Laut Lea Rickenbacher wird das Haus in diesen Wochen Stück für Stück rückgebaut, wie man so schön sagt. Eine spektakuläre Sprengung oder Ähnliches wird es nicht geben. «Wir haben das OK für den Baustart im März erhalten», sagt die Architektin. 17 neue Mietwohnungen sollen entstehen, dazu Gewerberäume im Erdgeschoss und im Obergeschoss. Wer ab 2019 reinkommt, ist noch nicht bestimmt.

So soll es zukünftig an der Albisstrasse in Zug aussehen.

So soll es zukünftig an der Albisstrasse in Zug aussehen.

(Bild: zvg)

Einsprachen von Nachbarn hätten das Projekt um ein halbes Jahr verzögert. Es sei um kleinere Sachen wie das Aussehen der Balkone sowie ein Wegrecht gegangen. Die Einsprachen wurden inzwischen abgelehnt.

Zwischennutzungen bis September 2016

Diese Verzögerung ermöglichte viel Kreativität in Zug: Zwei bis drei verschiedene Zwischennutzungen, je nachdem, was man dazuzählt, hat das Haus in den letzten zweieinhalb Jahren erlebt. Und es war ein unvergessliches Erlebnis für die Beteiligten: Denn das Haus war innen viel schöner als von aussen. Alter Parkettboden, hohe Decken, Täfer und schöne alte Küchen zeugten von einer Zeit, als Architektur sich noch an Ästhetik orientierte und nicht an Rendite und Quadratmeterpreisen. Allerlei nostalgische Objekte zeugten von alten Zeiten. Gerne erwähnt werden die kleinen Dosen für Mehl, Reis und Zucker, die natürlich noch neue Besitzer fanden.

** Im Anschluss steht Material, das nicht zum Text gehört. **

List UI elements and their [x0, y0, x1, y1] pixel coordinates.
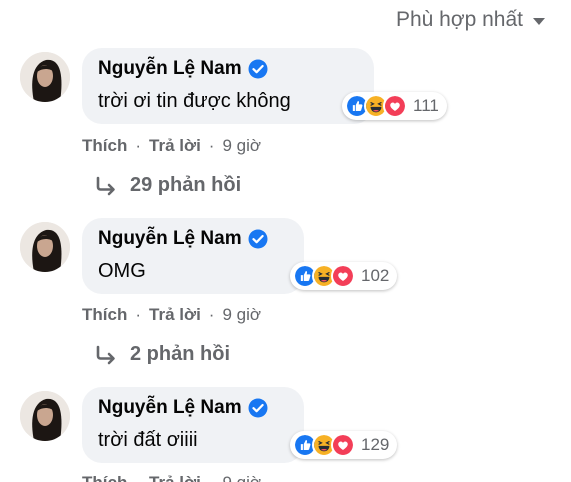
- separator: ·: [208, 136, 215, 155]
- view-replies-link[interactable]: 29 phản hồi: [94, 174, 241, 197]
- separator: ·: [135, 473, 141, 482]
- reaction-count: 111: [413, 96, 439, 115]
- reply-arrow-icon: [96, 345, 115, 364]
- sort-dropdown[interactable]: Phù hợp nhất: [396, 6, 545, 34]
- reaction-summary[interactable]: 111: [342, 92, 447, 120]
- comment-actions: Thích · Trả lời · 9 giờ: [82, 305, 261, 325]
- reaction-summary[interactable]: 102: [290, 262, 398, 290]
- reply-arrow-icon: [96, 176, 115, 195]
- reply-link[interactable]: Trả lời: [149, 136, 201, 156]
- reaction-count: 129: [361, 435, 390, 454]
- avatar[interactable]: [20, 391, 70, 441]
- verified-badge-icon: [248, 59, 268, 79]
- comment-text: trời ơi tin được không: [98, 90, 291, 112]
- comment-text: OMG: [98, 260, 146, 282]
- avatar[interactable]: [20, 222, 70, 272]
- caret-down-icon: [533, 18, 545, 25]
- verified-badge-icon: [248, 398, 268, 418]
- separator: ·: [208, 305, 215, 324]
- author-name[interactable]: Nguyễn Lệ Nam: [98, 228, 242, 250]
- like-link[interactable]: Thích: [82, 473, 127, 482]
- like-link[interactable]: Thích: [82, 305, 127, 325]
- view-replies-link[interactable]: 2 phản hồi: [94, 343, 230, 366]
- comment-bubble: Nguyễn Lệ Nam trời ơi tin được không: [82, 48, 374, 124]
- timestamp[interactable]: 9 giờ: [222, 305, 261, 325]
- timestamp[interactable]: 9 giờ: [222, 136, 261, 156]
- love-icon: [383, 94, 407, 118]
- comment-actions: Thích · Trả lời · 9 giờ: [82, 473, 261, 482]
- love-icon: [331, 264, 355, 288]
- separator: ·: [135, 305, 142, 324]
- like-link[interactable]: Thích: [82, 136, 127, 156]
- comment-bubble: Nguyễn Lệ Nam OMG: [82, 218, 304, 294]
- comment-actions: Thích · Trả lời · 9 giờ: [82, 136, 261, 156]
- reaction-count: 102: [361, 266, 390, 285]
- replies-count: 29 phản hồi: [130, 174, 242, 196]
- replies-count: 2 phản hồi: [130, 343, 230, 365]
- author-name[interactable]: Nguyễn Lệ Nam: [98, 397, 242, 419]
- separator: ·: [135, 136, 142, 155]
- comment-bubble: Nguyễn Lệ Nam trời đất ơiiii: [82, 387, 304, 463]
- verified-badge-icon: [248, 229, 268, 249]
- timestamp[interactable]: 9 giờ: [222, 473, 261, 482]
- reply-link[interactable]: Trả lời: [149, 305, 201, 325]
- comment-text: trời đất ơiiii: [98, 429, 198, 451]
- avatar[interactable]: [20, 52, 70, 102]
- reaction-summary[interactable]: 129: [290, 431, 398, 459]
- separator: ·: [209, 473, 215, 482]
- sort-label: Phù hợp nhất: [395, 8, 523, 31]
- love-icon: [331, 433, 355, 457]
- author-name[interactable]: Nguyễn Lệ Nam: [98, 58, 242, 80]
- reply-link[interactable]: Trả lời: [149, 473, 201, 482]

Blick ins Innere der Wohnung im Erdgeschoss, die als «d'Wohnig» zwischengenutzt wurde.

Blick ins Innere der Wohnung im Erdgeschoss, die als «d’Wohnig» zwischengenutzt wurde.

(Bild: zVg)

Kunstprojekte, Hühner, Qui Gong, Kocherlebnisse

Während der von der Stadt Zug unterstützten Kunstausstellung «Ohne Rast» war die Wohnung im Erdgeschoss des Hauses Albisstrasse 3 ein Refugium für «Getriebene und Vertriebene». Im Rahmen eines Kunstprojekts verzichteten Besucher darin auf jegliche Form von elektronischen Kommunikationsgeräten und Kameras. Man durfte einfach «sii» in der schönen alten Wohnung.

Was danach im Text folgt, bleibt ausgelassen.